Blue lives matter is right about one thing: there’s a war against cops, but not all cops -- just cops that expose corruption, including violent acts committed by their brothers and sisters in blue. Here’s four people who served their communities, most for decades; people who sacrificed their careers to blow the whistle on corruption. These people, and too many others, are victims of the real war on cops.
1. Cariol Horne
Cariol Horne was fired for stopping abuse by one of her fellow officers, Gregory Kwiatkowski, who was choking a suspect. Kwiatkowski punched Horne, and yet she’s the one who was fired. Horne was charged with 13 counts, including obstruction, for intervening on behalf of the suspect. She was fired, one year short of 20 years on the force, and thus one year short of recieving a pension for her service.
2. Laura Schook
Laura Schook exposed corruption in her department, and faced retaliation: for instance, Schook alleged that officers were instructed not to send her backup. She was eventually fired by the New Albany Police Commission -- the same commission she went to for help exposing the corruption in the New Albany Police Department.
3. Joe Crystal
Joe Crystal, formerly a detective with the Baltimore Police Department, won the Commissioner's Award for his service as an officer. He was labelled a "rat cop" for reporting two officers for police brutality. Shunned by the department, he experienced retaliation for his good deed: among other things, a dead rat was left on his windshield and he was threatened with being charged with perjury after he testified. He left the department and Baltimore.
4. Shanna Lopez
Shanna Lopez, a rookie at the time, unintentionally reported fellow officers for corruption: they inflated their numbers by writing illegal tickets. She didn't know what they were doing was illegal, but the person she told did. She was forced into remedial training and desk duty, even though her numbers -- of arrests, tickets issued, etc. -- were stellar. One of the officers she reported was later charged with sexual assault, and committed suicide.

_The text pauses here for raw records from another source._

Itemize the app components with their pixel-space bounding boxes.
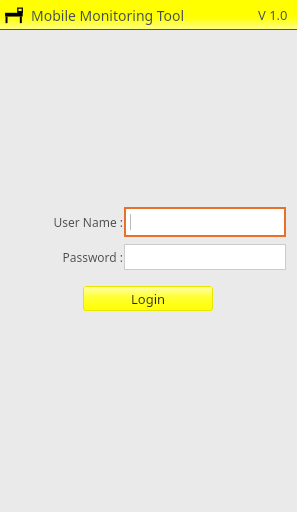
button[interactable]: Login bbox=[83, 286, 213, 311]
staticText: V 1.0 bbox=[258, 6, 288, 24]
button[interactable] bbox=[124, 244, 286, 270]
other: Mobile Monitoring Tool icon bbox=[4, 4, 26, 26]
button[interactable] bbox=[124, 207, 286, 237]
staticText: Password : bbox=[62, 249, 123, 265]
staticText: Login bbox=[131, 290, 166, 308]
staticText: User Name : bbox=[53, 214, 123, 230]
staticText: Mobile Monitoring Tool bbox=[31, 6, 185, 25]
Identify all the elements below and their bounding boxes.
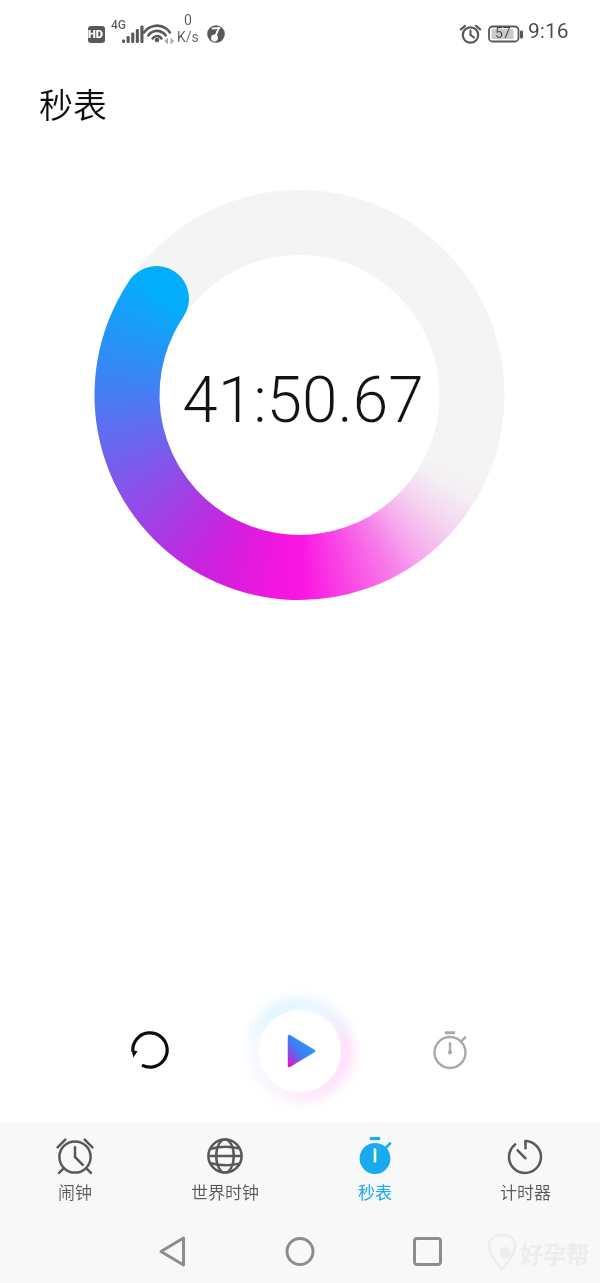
staticText: 9:16 (528, 19, 569, 44)
staticText: 闹钟 (58, 1179, 92, 1204)
button[interactable]: Start (259, 1010, 341, 1092)
button[interactable]: 秒表 (300, 1122, 450, 1220)
staticText: 4G (111, 18, 126, 32)
staticText: 计时器 (500, 1179, 551, 1204)
staticText: 0 (184, 12, 192, 28)
button[interactable]: 世界时钟 (150, 1122, 300, 1220)
staticText: 41:50.67 (3, 363, 600, 438)
button[interactable]: 计时器 (450, 1122, 600, 1220)
staticText: 秒表 (358, 1179, 392, 1204)
staticText: 57 (495, 25, 511, 41)
button[interactable]: Back (161, 1232, 201, 1272)
button[interactable]: Reset (110, 1010, 190, 1090)
staticText: K/s (177, 29, 199, 45)
staticText: 秒表 (39, 79, 107, 128)
staticText: HD (88, 28, 103, 41)
button[interactable]: Recents (408, 1232, 448, 1272)
button[interactable]: Home (280, 1232, 320, 1272)
button[interactable]: 闹钟 (0, 1122, 150, 1220)
button[interactable]: Lap (410, 1010, 490, 1090)
staticText: 世界时钟 (191, 1179, 259, 1204)
staticText: 好孕帮 (520, 1236, 589, 1269)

I am grateful for police -- I am even grateful for the cop who gave me a ticket for running a red light my senior year of high school, because it means he was paying attention and protecting other drivers, and me.
But the system of racism, brutality, sexism, and corruption in law enforcement departments is unacceptable. Good cops should not be expected to protect bad cops. Good cops should be celebrated; they should be promoted, and pass their morals and techniques onto other generations of cops.
Instead, good cops are fired for exposing the violent, ugly underbelly of their departments. Their good names are smeared; they will never do the job they love again, because no city's police department will hire them if they have an arrest record similar to Cariol Horne's, or were fired so early in their career, as Shanna Lopez was. They don't want someone like Joe Crystal or Laura Schook, who they know will sacrifice their careers to expose corruption and brutality.
So the next time you cite the war on cops to negate the Black Lives Matter movement, remember that the cops who are the real victims of that "war" have fought against the police brutality and corruption that inspired Black Lives Matter.